Collin Larson, a junior finance and marketing major, has gone on Bethel’s ski trip since his freshman year and now co-directs Bethel’s Nordic ski club with Jacobson.

“It’s about honoring God and having great fellowship through skiing,” Larson said.

On this year’s trip to Bearskin Lodge, a newer skier, Aiden, headed out on the trails with two faster, more experienced skiers, Dan and Dillon. Aiden was surprised when they never left him behind. Dan and Dillon waited at every corner for Aiden. What would usually take the experienced skiers a half hour took them two hours, because they never left Aiden.

“It’s not a hyped-up thing.” — Daniel Jacobson, Nordic ski club c0-director

Larson said Nordic skiing attracts the type of people who put themselves out there. Most club members only knew one person before they joined. Many knew no one. Nordic skiers tend to drive Subarus and eco-friendly cars, he said. The type of people who get done with skiing and go climb a cliff or camp out for the night. Many of Larson’s high school club teammates are liberals.

“I don’t even want to mention Donald Trump around them,” Larson said.

Bates said Nordic skiers are usually more aware of their world and their surroundings and are more engaged with them instead of just reaping the benefits of society. It can be a nature thing or a spiritual thing, but it’s not necessarily a cool thing to do.

“It’s not a hyped-up thing,” Jacobson said.

Jacobson sported a neon yellow T-shirt with a Batman logo spread across his chest.

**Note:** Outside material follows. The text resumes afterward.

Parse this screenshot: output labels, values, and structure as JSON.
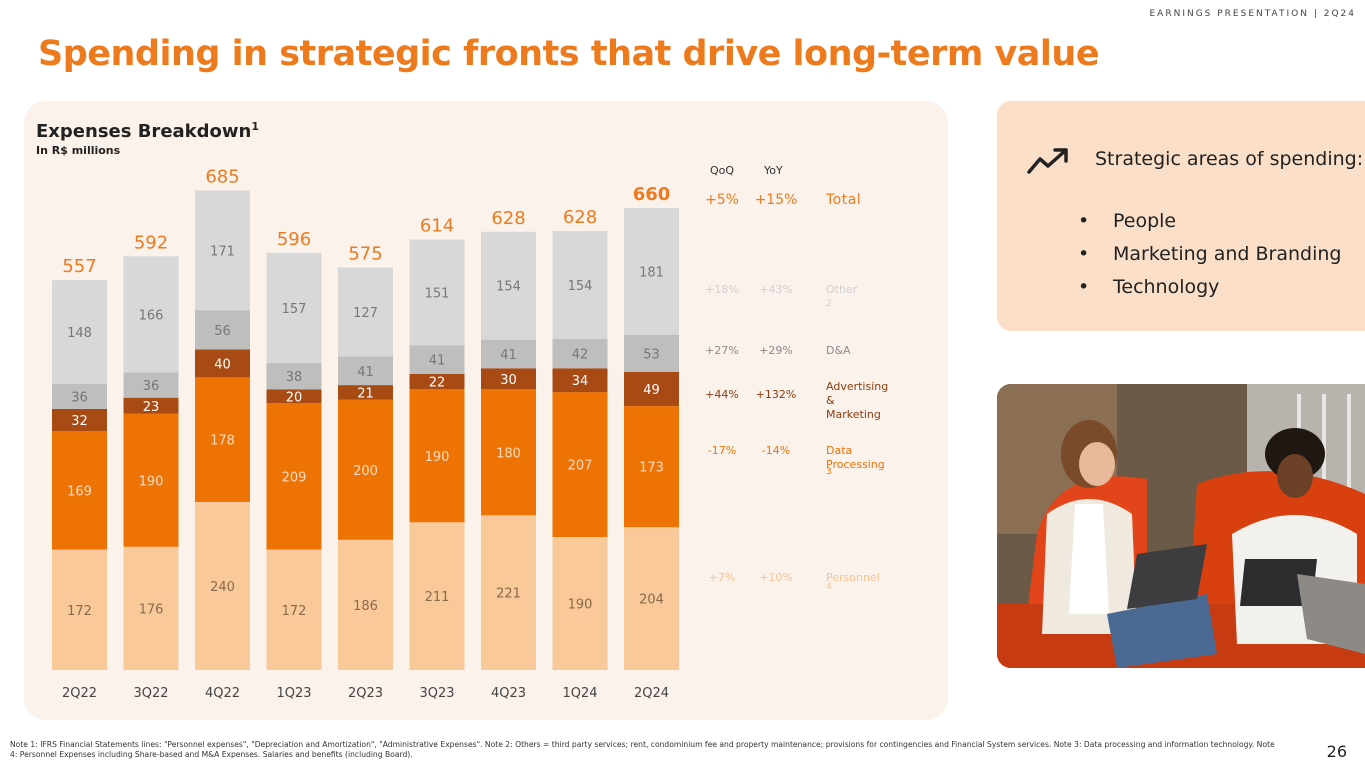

He plopped his fedora onto the coffee table and his Hard Mountain backpack sprawled to the side.

“When society wants to talk about activities they do they don’t say,” Jacobson leaned up in his chair, tilted his head and posed like the Dos Equis most interesting man in the world while adopting his accent, “ ‘I did cross-country skiing.’ They want to say ‘I did football or basketball or hockey.’ ”

Larson said not many jocks join Nordic ski teams, but people who are intentional with their time and usually dedicated to the outdoors sign up.

Bethel’s Nordic ski club practices every Monday, Wednesday and Friday for three hours. Nine hours a week of practice, along with an occasional race and daily school work adds up to a time commitment. For Jacobson, Larson and Bates, time commitment issues are quelled with an easy solution.

“It’s easy for us to say we don’t have time for something but we all have unproductive time in our days so why not smash that time together and go skiing and be productive?” Jacobson said.